Lung Squamous Cell Carcinoma (SCC) is a non-small cell lung cancer (NSCLC) subtype with a strong clinical association with smoking habits, and a very low incidence in never smokers. Deep mutational and transcriptomic profiling could characterize SCC in never smokers, unveiling tumor vulnerabilities and new treatment strategies.

Methods

We considered a patients cohort of 17 former or current smoker (48.5%) and 16 never smoker SCC patients (51.5%). TruSight Oncology® 500 (Illumina), investigating hotspots in 523 cancer-related genes, Tumor Mutation Burden (TMB) and microsatellite instability (MSI) was performed on tumor DNA, while RNA-Sequencing was performed on tumor RNA. Genomic and transcriptomic profiles were compared between smokers and never smokers patients.

Results

The most frequently altered genes were TP53 (67%), CDKN2A (20%) and PIK3CA (17%), with no substantial differences between groups, apart for TP53 which was more frequently mutated in smoker patients (86.7% vs 46.7%, p=0.05), who showed a higher TMB with respect to non-smokers (median 11 mut/Mb vs 5.5 mut/Mb, p=0.028), while all patients were stable for MSI score (median 1.87 vs 1.82, p=0.87).
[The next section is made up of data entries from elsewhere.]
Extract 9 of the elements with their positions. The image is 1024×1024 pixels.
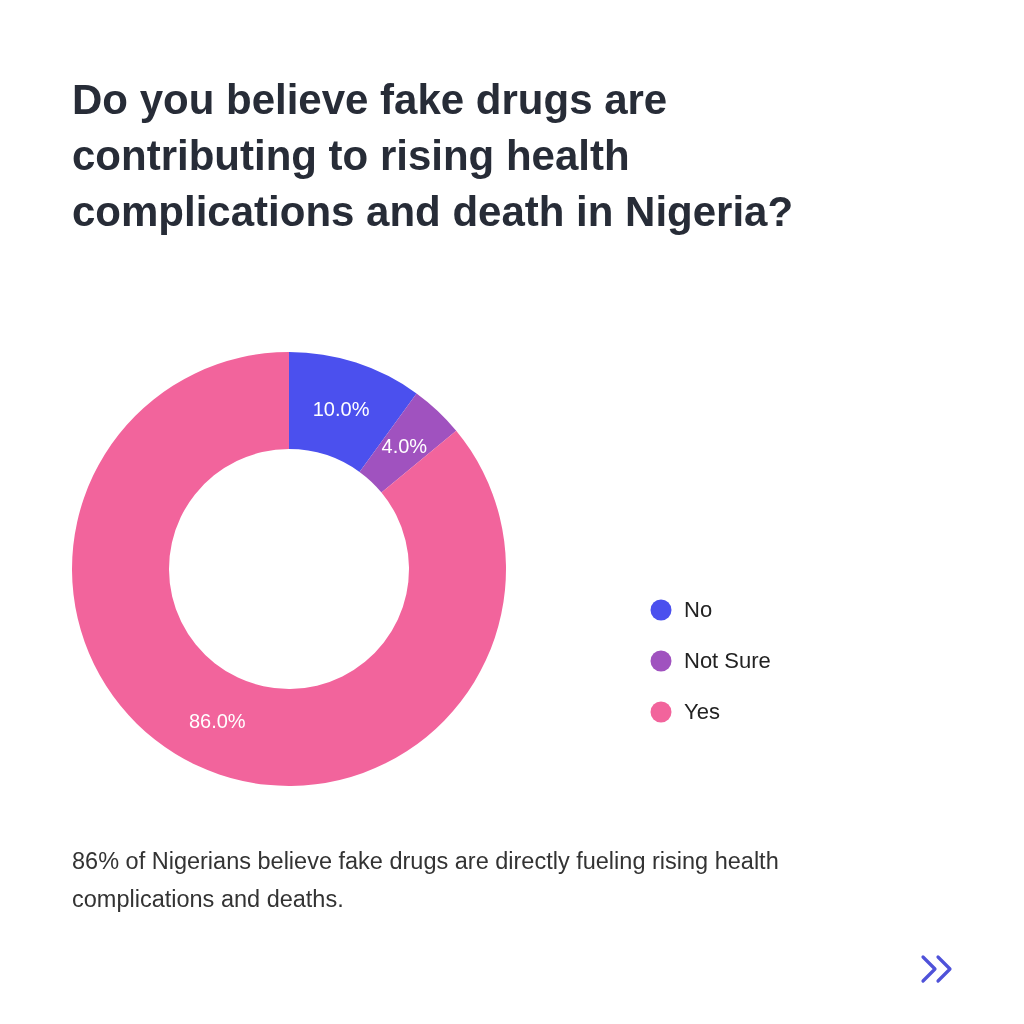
donut-slice (72, 352, 506, 786)
chart-title: Do you believe fake drugs are contributing to rising health complications and death in Nigeria? (72, 75, 795, 237)
legend-label: No (684, 596, 713, 623)
legend-label: Not Sure (684, 647, 771, 674)
legend-label: Yes (684, 698, 720, 725)
data-label: 86.0% (188, 710, 246, 733)
data-label: 4.0% (381, 435, 428, 458)
data-label: 10.0% (312, 397, 370, 420)
text: 86% of Nigerians believe fake drugs are directly fueling rising health complications and deaths. (72, 847, 780, 914)
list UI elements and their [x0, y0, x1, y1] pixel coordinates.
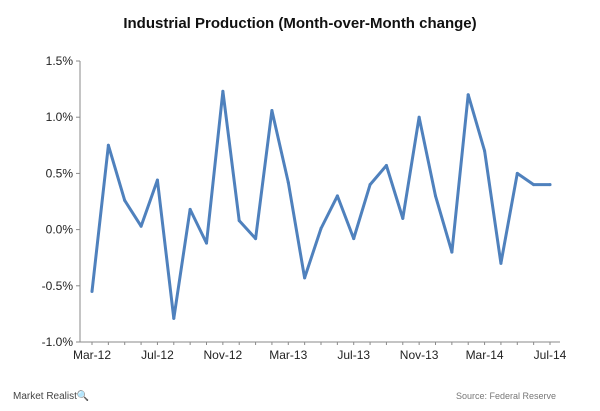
y-tick-label: -0.5% — [42, 279, 74, 293]
data-point — [303, 276, 307, 280]
y-tick-label: 1.5% — [46, 54, 74, 68]
data-point — [270, 108, 274, 112]
data-point — [319, 226, 323, 230]
chart-title: Industrial Production (Month-over-Month … — [123, 15, 476, 32]
x-axis-ticks: Mar-12 Jul-12 Nov-12 Mar-13 Jul-13 Nov-13 Mar-… — [73, 342, 567, 362]
axes — [79, 61, 560, 343]
data-point — [368, 183, 372, 187]
data-point — [205, 241, 208, 245]
x-tick-label: Mar-12 — [73, 348, 111, 362]
brand-logo: Market Realist🔍 — [13, 391, 89, 402]
x-tick-label: Nov-13 — [400, 348, 439, 362]
x-tick-label: Jul-14 — [534, 348, 567, 362]
data-point — [221, 89, 225, 93]
data-point — [123, 198, 127, 202]
data-point — [172, 316, 176, 320]
x-tick-label: Nov-12 — [204, 348, 243, 362]
y-tick-label: 1.0% — [46, 110, 74, 124]
data-point — [188, 207, 192, 211]
data-point — [335, 194, 339, 198]
data-point — [237, 219, 241, 223]
data-point — [434, 194, 437, 198]
data-point — [532, 183, 536, 187]
data-point — [548, 183, 552, 187]
x-tick-label: Mar-13 — [269, 348, 307, 362]
series-line-0 — [90, 89, 552, 320]
data-point — [384, 164, 388, 168]
data-point — [155, 178, 159, 182]
data-point — [499, 261, 503, 265]
data-point — [139, 224, 143, 228]
source-note: Source: Federal Reserve — [456, 391, 557, 401]
data-point — [483, 149, 487, 153]
x-tick-label: Jul-12 — [141, 348, 174, 362]
data-point — [417, 115, 421, 119]
data-point — [254, 237, 258, 241]
brand-name: Market Realist — [13, 391, 77, 402]
data-point — [401, 216, 405, 220]
series-group — [90, 89, 552, 320]
x-tick-label: Mar-14 — [466, 348, 504, 362]
data-point — [90, 289, 94, 293]
magnifier-icon: 🔍 — [76, 391, 90, 402]
y-tick-label: 0.5% — [46, 166, 74, 180]
data-point — [466, 93, 470, 97]
data-point — [450, 250, 454, 254]
x-tick-label: Jul-13 — [337, 348, 370, 362]
y-tick-label: 0.0% — [46, 223, 74, 237]
data-point — [515, 171, 519, 175]
data-point — [286, 180, 290, 184]
y-tick-label: -1.0% — [42, 335, 74, 349]
data-point — [106, 143, 110, 147]
y-axis-ticks: 1.5% 1.0% 0.5% 0.0% -0.5% -1.0% — [42, 54, 80, 349]
data-point — [352, 237, 356, 241]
Activating mutations in EGFR and MET were found in one and two never smokers, respectively. Three smoker patients had simultaneous amplifications in FGF3, FGF19 and FGF4. Enrichment analyses showed that cyclin-dependent protein Ser/Thr kinase activity and PI3K signaling pathways were affected in both groups, while cellular damage response was exclusively altered in never smokers. Unsupervised hierarchical clustering on transcriptome effectively identified different specific transcriptional subtypes between smokers and never smokers. Gene set enrichment analysis highlighted that tumors from never smokers are characterized by dysregulation in cell membrane potential and ion homeostasis across cell membranes pathways.

Conclusions

Genomic and transcriptomic profiles deeply differentiate SCC occurring in never smokers with respect to SCC in smoker patients. Moreover, SCC could carry classical NSCLC activating mutations. Our data suggest that deep molecular analyses resolve tumor heterogeneity and may help for new treatment algorithms strategies for SCC.

Editorial acknowledgement

Clinical trial identification

Legal entity responsible for the study

IRCCS Istituto Romagnolo per lo Studio dei Tumori (IRST) “Dino Amadori”.

Funding

Has not received any funding.

Disclosure

All authors have declared no conflicts of interest.